By Duke Medicine News and Communications
Tests performed by the Centers for Disease Control and Prevention (CDC) at the request of infectious disease experts at Duke University Medical Center have confirmed this week that isolates from four patients with H1N1 influenza at Duke University Hospital over the past six weeks were found to be resistant to oseltamivir (Tamiflu).
Two oseltamivir-resistant H1N1 isolates were reported in western North Carolina earlier this summer.
A team of experts from CDC, State of North Carolina Public Health Department, Durham County Health Department, and the Duke Division of Infectious Diseases are now working collaboratively to better understand the nature of these cases.
All four isolates, or samples, were obtained from four patients in an isolated unit of one floor at Duke University Hospital. All four patients were very ill with underlying severely compromised immune systems and multiple other complex medical conditions.
"We’re partnering with all of the involved agencies to examine these cases," said Daniel Sexton, MD, professor of medicine and director of the Duke Infection Control Outreach Network (DICON).

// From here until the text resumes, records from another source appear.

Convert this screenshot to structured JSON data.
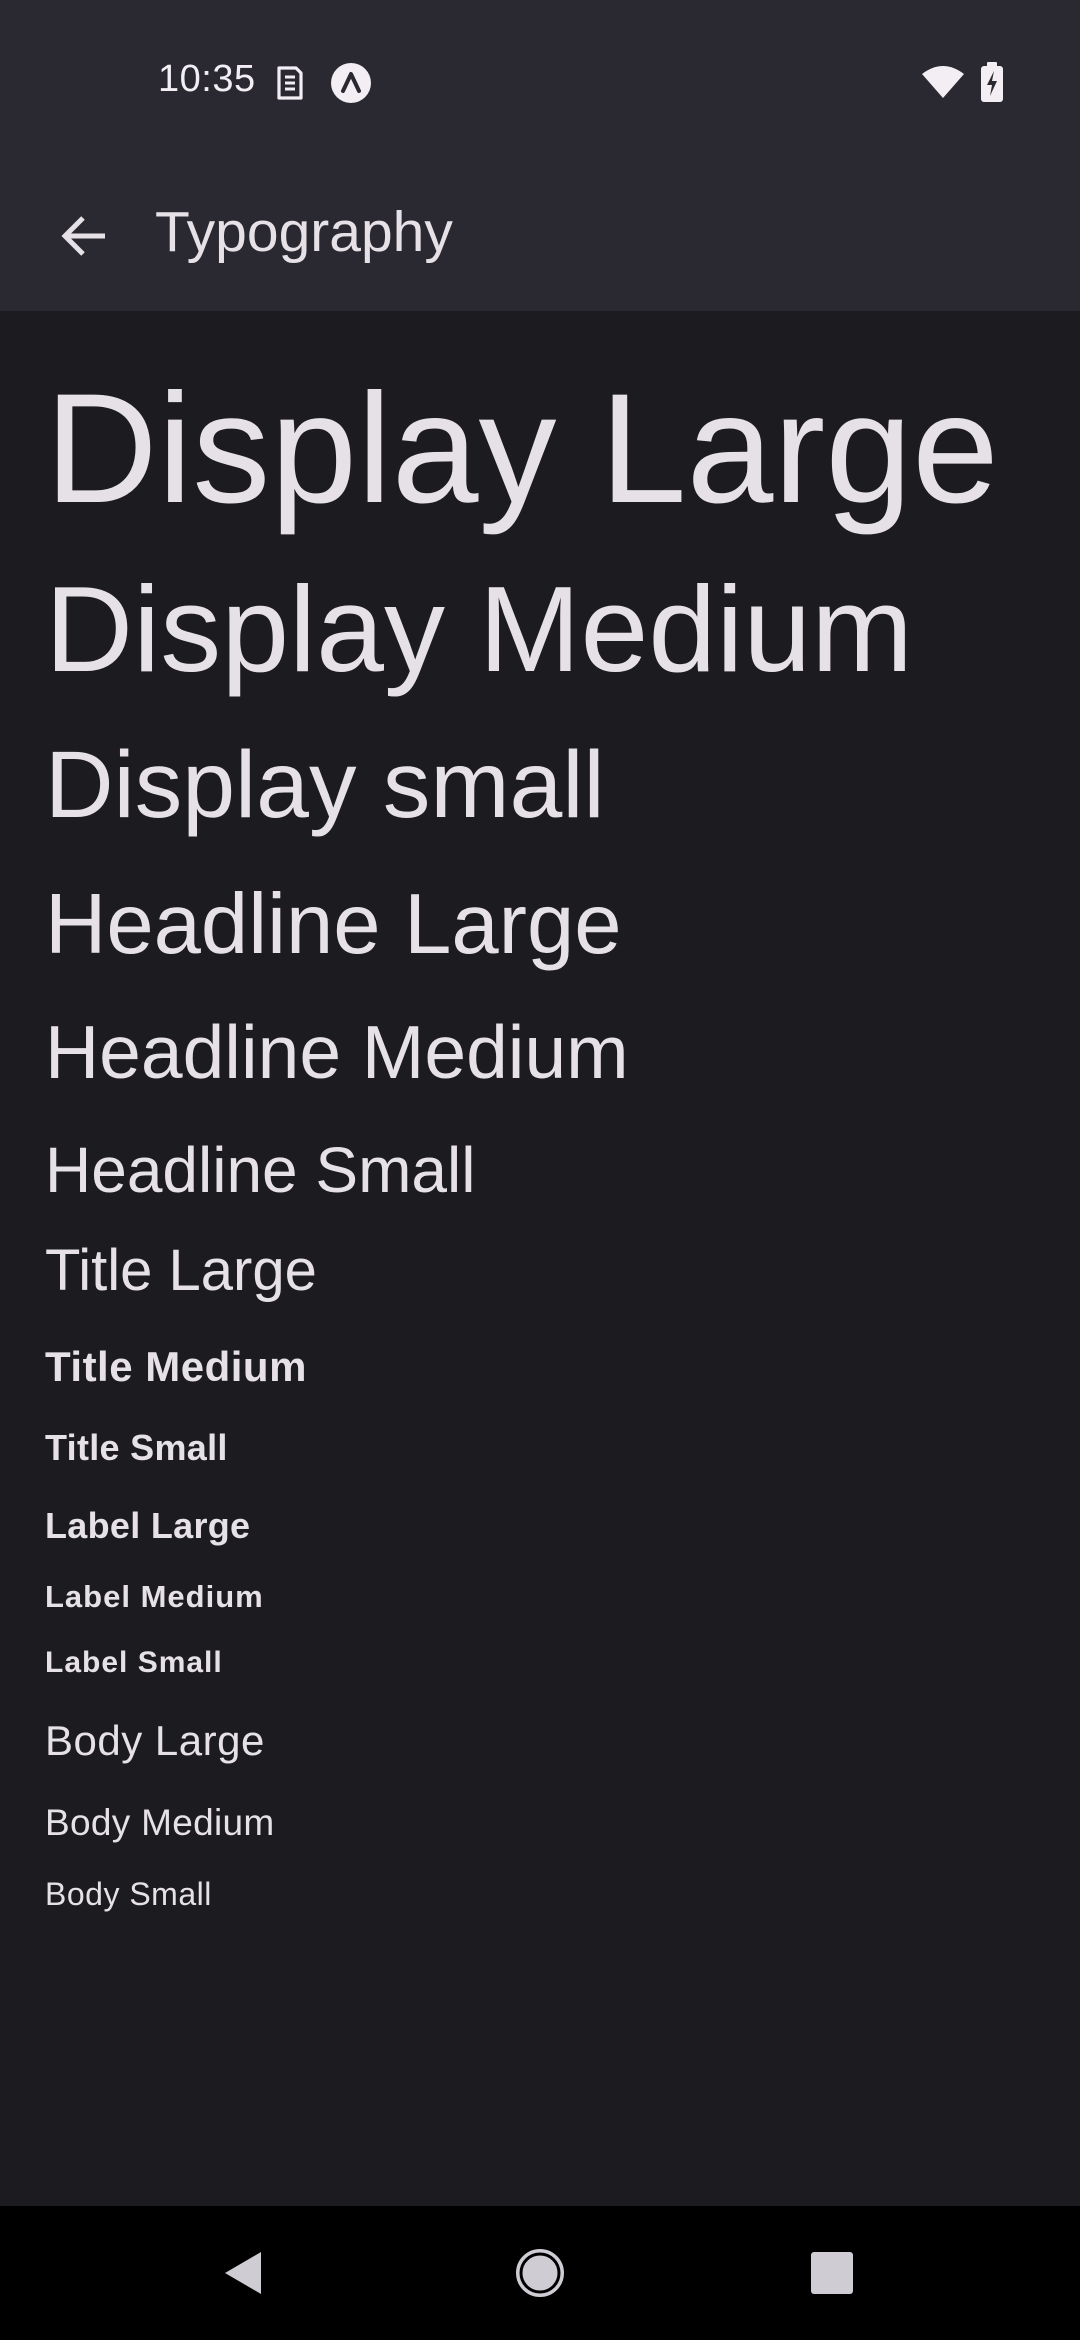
{
  "status_bar": {
    "time": "10:35",
    "left_icons": [
      "sim-card-icon",
      "app-notification-icon"
    ],
    "right_icons": [
      "wifi-icon",
      "battery-charging-icon"
    ]
  },
  "app_bar": {
    "back_icon": "arrow-back-icon",
    "title": "Typography"
  },
  "typography_samples": [
    {
      "id": "display-large",
      "label": "Display Large"
    },
    {
      "id": "display-medium",
      "label": "Display Medium"
    },
    {
      "id": "display-small",
      "label": "Display small"
    },
    {
      "id": "headline-large",
      "label": "Headline Large"
    },
    {
      "id": "headline-medium",
      "label": "Headline Medium"
    },
    {
      "id": "headline-small",
      "label": "Headline Small"
    },
    {
      "id": "title-large",
      "label": "Title Large"
    },
    {
      "id": "title-medium",
      "label": "Title Medium"
    },
    {
      "id": "title-small",
      "label": "Title Small"
    },
    {
      "id": "label-large",
      "label": "Label Large"
    },
    {
      "id": "label-medium",
      "label": "Label Medium"
    },
    {
      "id": "label-small",
      "label": "Label Small"
    },
    {
      "id": "body-large",
      "label": "Body Large"
    },
    {
      "id": "body-medium",
      "label": "Body Medium"
    },
    {
      "id": "body-small",
      "label": "Body Small"
    }
  ],
  "nav_bar": {
    "buttons": [
      "back-triangle-icon",
      "home-circle-icon",
      "recents-square-icon"
    ]
  },
  "colors": {
    "app_bar_bg": "#2a2931",
    "content_bg": "#1c1b20",
    "text": "#e6e1e6",
    "nav_bar_bg": "#000000"
  }
}
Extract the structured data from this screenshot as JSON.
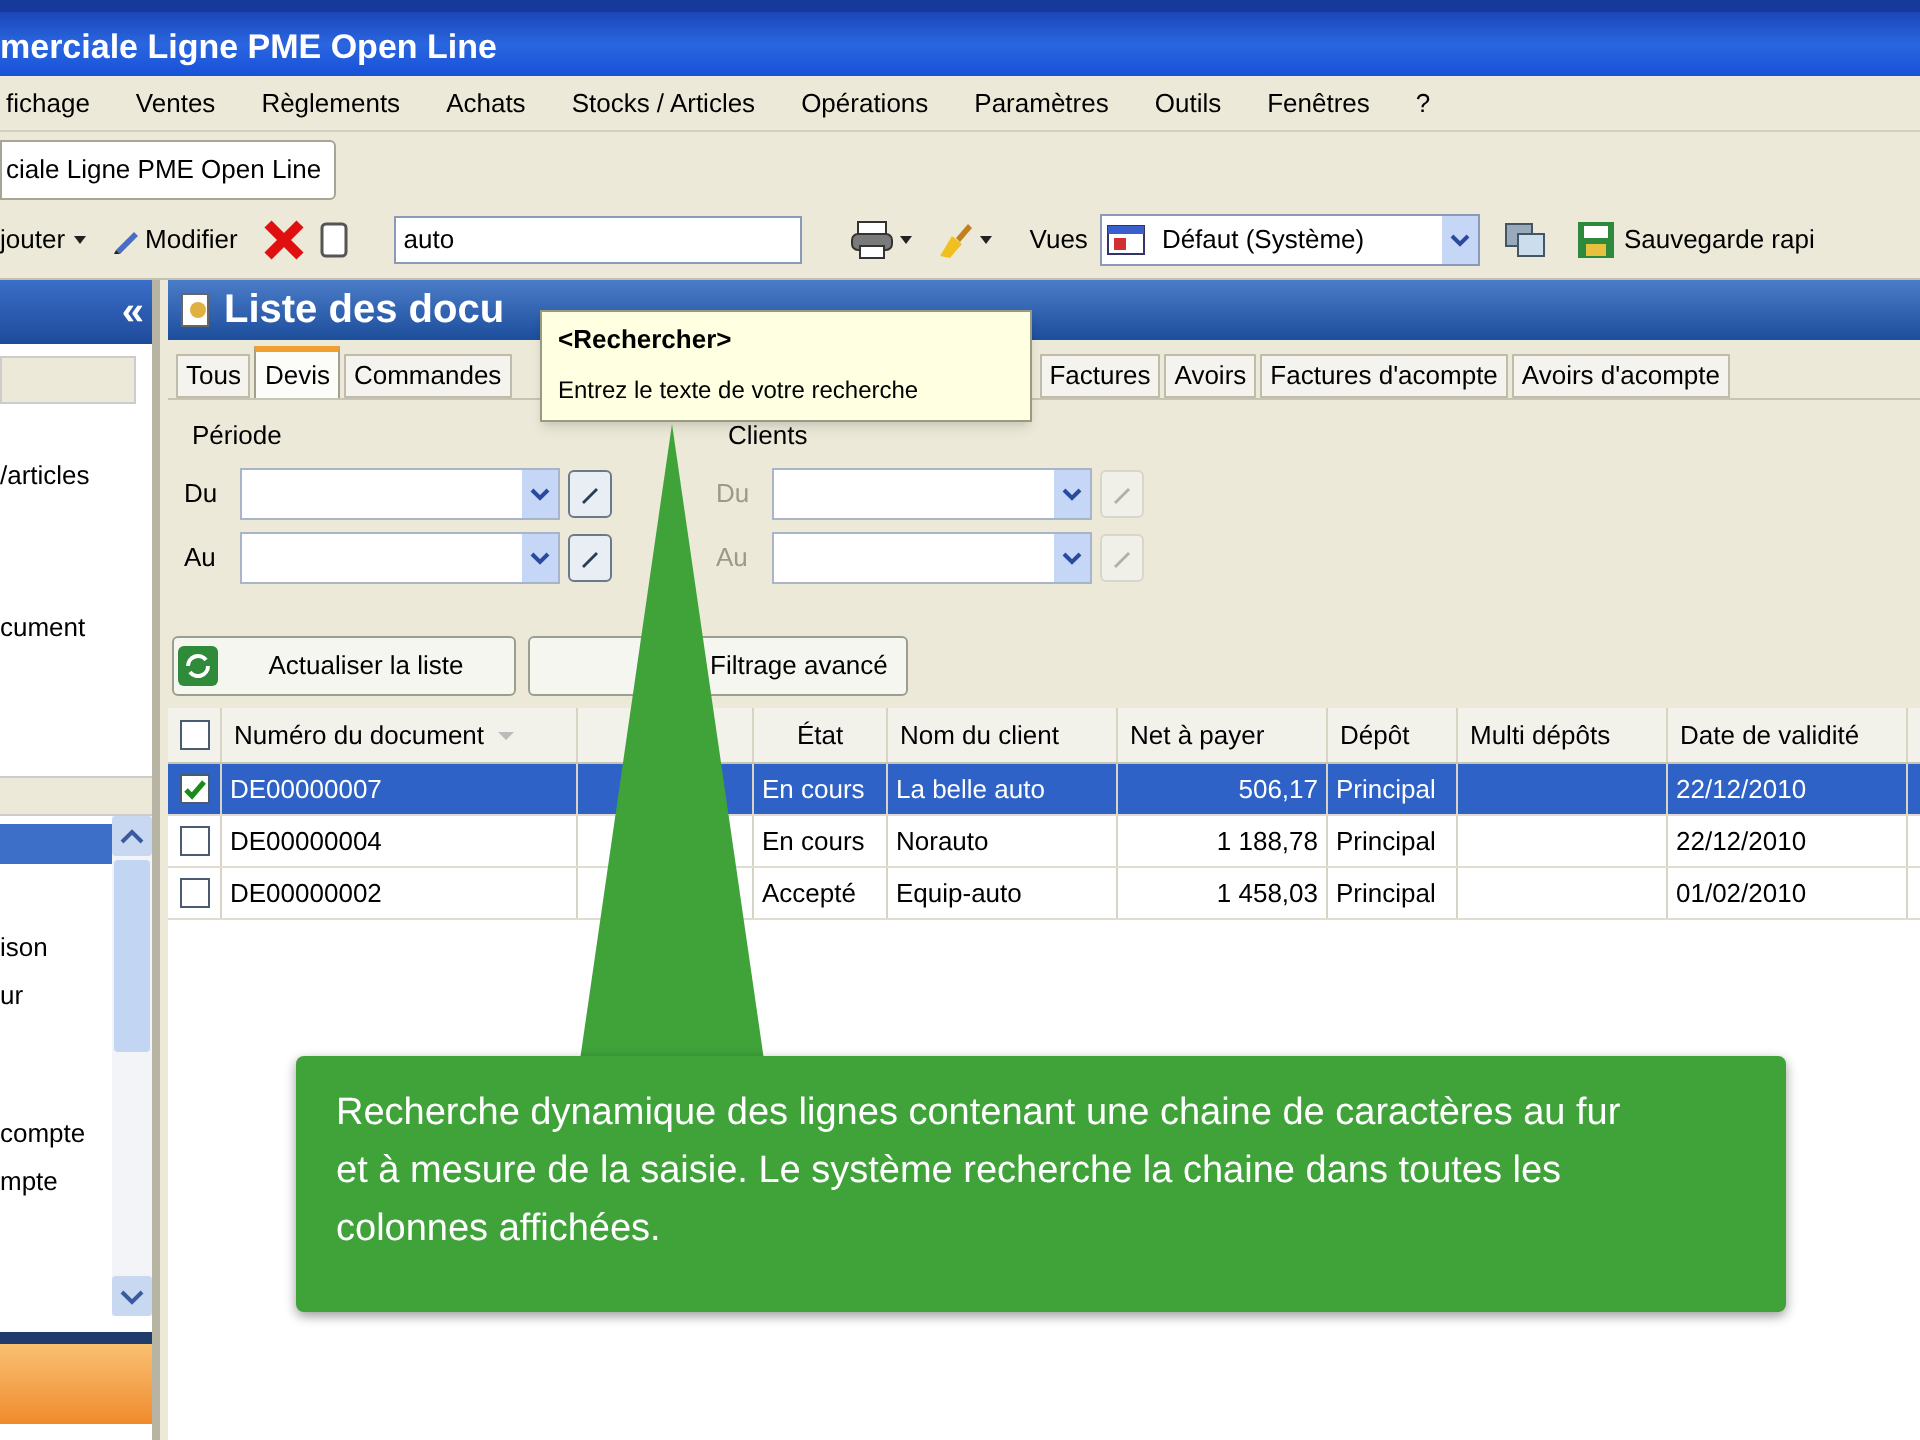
{
  "window": {
    "title": "merciale Ligne PME Open Line"
  },
  "menu": [
    "fichage",
    "Ventes",
    "Règlements",
    "Achats",
    "Stocks / Articles",
    "Opérations",
    "Paramètres",
    "Outils",
    "Fenêtres",
    "?"
  ],
  "document_tab": "ciale Ligne PME Open Line",
  "toolbar": {
    "add_label": "jouter",
    "edit_label": "Modifier",
    "search": {
      "value": "auto"
    },
    "views_label": "Vues",
    "view": "Défaut (Système)",
    "quick_save": "Sauvegarde rapi"
  },
  "sidebar": {
    "collapse": "«",
    "top_items": [
      "/articles",
      "cument"
    ],
    "bottom_items": [
      {
        "selected": true
      },
      {
        "label": "ison",
        "selected": false
      },
      {
        "label": "ur",
        "selected": false
      },
      {
        "label": "compte",
        "selected": false
      },
      {
        "label": "mpte",
        "selected": false
      }
    ]
  },
  "panel": {
    "title": "Liste des docu",
    "tabs": [
      {
        "label": "Tous",
        "selected": false
      },
      {
        "label": "Devis",
        "selected": true
      },
      {
        "label": "Commandes",
        "selected": false
      },
      {
        "label": "Factures",
        "selected": false
      },
      {
        "label": "Avoirs",
        "selected": false
      },
      {
        "label": "Factures d'acompte",
        "selected": false
      },
      {
        "label": "Avoirs d'acompte",
        "selected": false
      }
    ],
    "tooltip": {
      "title": "<Rechercher>",
      "text": "Entrez le texte de votre recherche"
    },
    "period": {
      "legend": "Période",
      "from_label": "Du",
      "to_label": "Au",
      "disabled": false
    },
    "clients": {
      "legend": "Clients",
      "from_label": "Du",
      "to_label": "Au",
      "disabled": true
    },
    "refresh_button": "Actualiser la liste",
    "filter_button": "Filtrage avancé"
  },
  "table": {
    "select_all_checked": false,
    "columns": [
      "Numéro du document",
      "État",
      "Nom du client",
      "Net à payer",
      "Dépôt",
      "Multi dépôts",
      "Date de validité"
    ],
    "rows": [
      {
        "checked": true,
        "selected": true,
        "number": "DE00000007",
        "state": "En cours",
        "client": "La belle auto",
        "net": "506,17",
        "depot": "Principal",
        "validity": "22/12/2010"
      },
      {
        "checked": false,
        "selected": false,
        "number": "DE00000004",
        "state": "En cours",
        "client": "Norauto",
        "net": "1 188,78",
        "depot": "Principal",
        "validity": "22/12/2010"
      },
      {
        "checked": false,
        "selected": false,
        "number": "DE00000002",
        "state": "Accepté",
        "client": "Equip-auto",
        "net": "1 458,03",
        "depot": "Principal",
        "validity": "01/02/2010"
      }
    ]
  },
  "callout": {
    "text": "Recherche dynamique des lignes contenant une chaine de caractères au fur et à mesure de la saisie. Le système recherche la chaine dans toutes les colonnes affichées."
  }
}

"Our extensive investigation thus far has revealed that appropriate infection control procedures have been diligently practiced on this isolated unit, and throughout the hospital, and we have experienced no illness among employees taking care of these patients in the affected unit over this period of time."
According to CDC, patients with oseltamivir-resistant H1N1 have had similar, no more severe, illness than patients with oseltamivir-susceptible virus.
Furthermore, CDC reports that all confirmed cases of oseltamivir-resistant virus to date have been susceptible to zanamivir (Relenza), a second antiviral medication that is indicated for the treatment of H1N1. At this time, CDC does not recommend any changes in antiviral guidance.
There is no evidence these few cases represent a hospital-wide concern. Furthermore, the number of hospitalizations at Duke for H1N1 influenza has declined in recent weeks, consistent with new information released today by the North Carolina State Department of Health that documents overall declines statewide in hospitalizations, emergency room visits, and other such measures.
"I commend our team of infectious disease experts who have, since the emergence of H1N1 earlier this year, conducted incredibly thorough, detailed, and thoughtful surveillance in search of anything that might represent unique or new presentations of H1N1," said Kevin Sowers, RN, MSN, chief executive officer for Duke University Hospital.
Duke has a longstanding reputation for excellence in infectious disease surveillance and management as evidenced by the important role played by DICON throughout North Carolina. Also, over the past several months, Duke has initiated several innovative and important research projects to better understand H1N1.
Despite the declining prevalence of H1N1 in our region, Duke Medicine remains committed to strict infection control practices, and will ensure their consistency with CDC and State Health Department recommendations.
Aggressive H1N1 vaccination efforts directed to the hospital’s high-risk patient populations and patient care employees will continue as we receive vaccine supply.